I’ve noticed that when dating a new boy, there is a repetitive rhythm that beats until a certain point.
From walking through the door for the first date, to arriving at the fork in the road of potential Boyfriend-land. To the right, there is a roundabout that leads you straight back to Single Village, turning you away from potential heartache. Or, the left, where you teeter over the edge of a dangerously wide crack in the road. If you hurdle hard enough to land on the other side, the grass is gloriously green. But if you leap, miss and plummet, it’s back to the beginning with bumps and bruises and wounds to lick. This fork is where the repetition stops itself and each experience becomes unique.
When I think to myself, “Oh shit. I really like him. This is terrifying. Now what the **** do I do?!” When this voice in my head starts playing the broken record of my previous failed relationships. This voice urges me to look at old photos in retrospect of what went wrong. Reminding me of the reasons why my former beau intentionally made me weak in the knees, then didn’t help hold me up. The debate of risk stands boldly before me.
I’m there, staring at this fork in the road, questioning, am I ready to risk myself again?
In the past when I have been dropped, it’s been more or less the same feeling that hits home. It’s a feeling of being taken advantage of. In my case, I am a very caring, nurturing, attentive woman. I’m not the greatest with my words, but I show my appreciation and “like” with gestures of cooking, back rubs, head scratches, full interest in their work and friends. My investment grows and in turn, I expose my self, my personality, characteristics, heart, flaws and all. As we dive deeper, I sense an imbalance and question if they like me or just like what I give them.
Because in the past it’s been a matter of me giving too much and not receiving enough. Ultimately, I walk away feeling less than when I started.
How do I decide if this person is worth the risk of possibly going through all of that again?

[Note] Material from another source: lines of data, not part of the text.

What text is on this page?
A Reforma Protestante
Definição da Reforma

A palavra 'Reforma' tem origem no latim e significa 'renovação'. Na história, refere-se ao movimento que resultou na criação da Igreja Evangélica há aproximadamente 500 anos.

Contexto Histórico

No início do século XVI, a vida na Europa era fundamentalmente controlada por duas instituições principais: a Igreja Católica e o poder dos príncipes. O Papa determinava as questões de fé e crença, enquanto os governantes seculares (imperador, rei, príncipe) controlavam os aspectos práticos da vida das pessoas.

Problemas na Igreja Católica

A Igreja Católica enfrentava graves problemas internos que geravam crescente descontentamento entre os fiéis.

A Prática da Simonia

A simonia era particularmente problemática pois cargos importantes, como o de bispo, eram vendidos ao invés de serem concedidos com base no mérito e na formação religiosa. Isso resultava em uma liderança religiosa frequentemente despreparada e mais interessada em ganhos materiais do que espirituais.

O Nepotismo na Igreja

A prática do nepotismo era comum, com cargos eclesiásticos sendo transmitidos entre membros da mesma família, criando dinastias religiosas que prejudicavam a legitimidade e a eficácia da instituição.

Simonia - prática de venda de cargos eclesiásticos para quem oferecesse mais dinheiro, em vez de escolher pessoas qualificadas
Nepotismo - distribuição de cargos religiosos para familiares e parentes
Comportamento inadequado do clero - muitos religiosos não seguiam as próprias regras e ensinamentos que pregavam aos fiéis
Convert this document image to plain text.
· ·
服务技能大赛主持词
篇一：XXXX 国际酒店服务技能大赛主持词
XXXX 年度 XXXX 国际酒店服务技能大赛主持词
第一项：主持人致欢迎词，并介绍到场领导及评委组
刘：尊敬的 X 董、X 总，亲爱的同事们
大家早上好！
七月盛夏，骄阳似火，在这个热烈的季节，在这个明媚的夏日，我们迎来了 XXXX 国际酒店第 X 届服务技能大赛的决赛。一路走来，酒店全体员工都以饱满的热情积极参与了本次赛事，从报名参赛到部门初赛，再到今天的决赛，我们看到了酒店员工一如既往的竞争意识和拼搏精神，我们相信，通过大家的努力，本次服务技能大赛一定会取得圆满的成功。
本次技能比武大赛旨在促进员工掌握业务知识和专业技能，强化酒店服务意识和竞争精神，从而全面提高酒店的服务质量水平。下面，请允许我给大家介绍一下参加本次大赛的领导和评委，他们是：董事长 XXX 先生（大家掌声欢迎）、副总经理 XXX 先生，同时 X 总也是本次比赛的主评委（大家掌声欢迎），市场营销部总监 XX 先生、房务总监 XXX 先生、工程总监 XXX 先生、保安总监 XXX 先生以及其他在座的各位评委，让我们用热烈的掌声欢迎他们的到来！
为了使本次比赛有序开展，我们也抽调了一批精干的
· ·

The risk is the question of what if?
What if he loses interest? What if he doesn’t want a girlfriend? What if he is lying to me in order to just use me and what I have to offer? What if he is still messaging other women even though he says he isn’t? What if he leaves me high and dry?
A result of this grey area, is my defense kicking in. I start closing up because fear overtakes my flirtation. Fear of him seeing our relationship as serious and wanting to back out to avoid any label. Fear of him finding out more about me and not being too keen anymore. Our worlds start colliding and we get to know each others friends and family, so now there is a fear of explaining to others why we ended.
The fear that as they coax you in closer and closer to the edge, just before you jump, they cease all efforts and turn their back to you.
Although it has generally been the same feeling I’ve had to endure after a stint ends, the reason changes from guy to guy. As I type this out, I clarify to myself the precise reason each fling flung off the wire. They’re all different! One couldn’t get over his ex, another blatantly didn’t want a girlfriend, someone else didn’t like my tomboy qualities.
I am carrying all these reasons with me and it is stopping me from wanting to continue to another relationship. But the chances are it won’t be a repeat offense, as I have yet to experience that. The fear from the past is blocking the possibility of the future, and that is just such a waste of time.
So to play devil’s advocate and switch the inevitable, what if around…
What if this person can give me what I need? What if this guy can reciprocate equally what I give to him? What if he is on the same level as me, feels the same as me, appreciates me as I do him? The one I crave the most, what if he supports me with my professional endeavors in the same way I do for him? I am not sure I know exactly what that feels like, but I am so damn curious!
Perhaps this is worth the risk. Because if I back out now due to my fear of a repeat let down, how will I ever find my side kick? My dude that has my back, believes in my talent, passes me a tequila shot and proudly holds my hand in public.
So let’s investigate this fork in the road and make a choice…
You go right. You save yourself from falling, from potential hurt and sense of betrayal. But, you also leave never knowing what could have happened. What experiences the relationship could have given you. Safe… but boring.
You go Left. You jump and don’t make it to the other side. You hurt yourself, it aches and for as long as you see the bruises, you think of him. But here’s the kicker, he wasn’t the one for you. Move on. You have some fun memories, learned a thing or two, re-established your check list for the next guy. Bye Felicia. Get on with your life and keep working because you’re a hustler. You were brave and no one can take that away from you.
You jump and make it, landing softly on the green. He just might be your new manfriend. You took the risk and it was worth every ounce of bravery you summoned from inside.
The you can proudly say, “My boo just passed me a tequila – hold up.”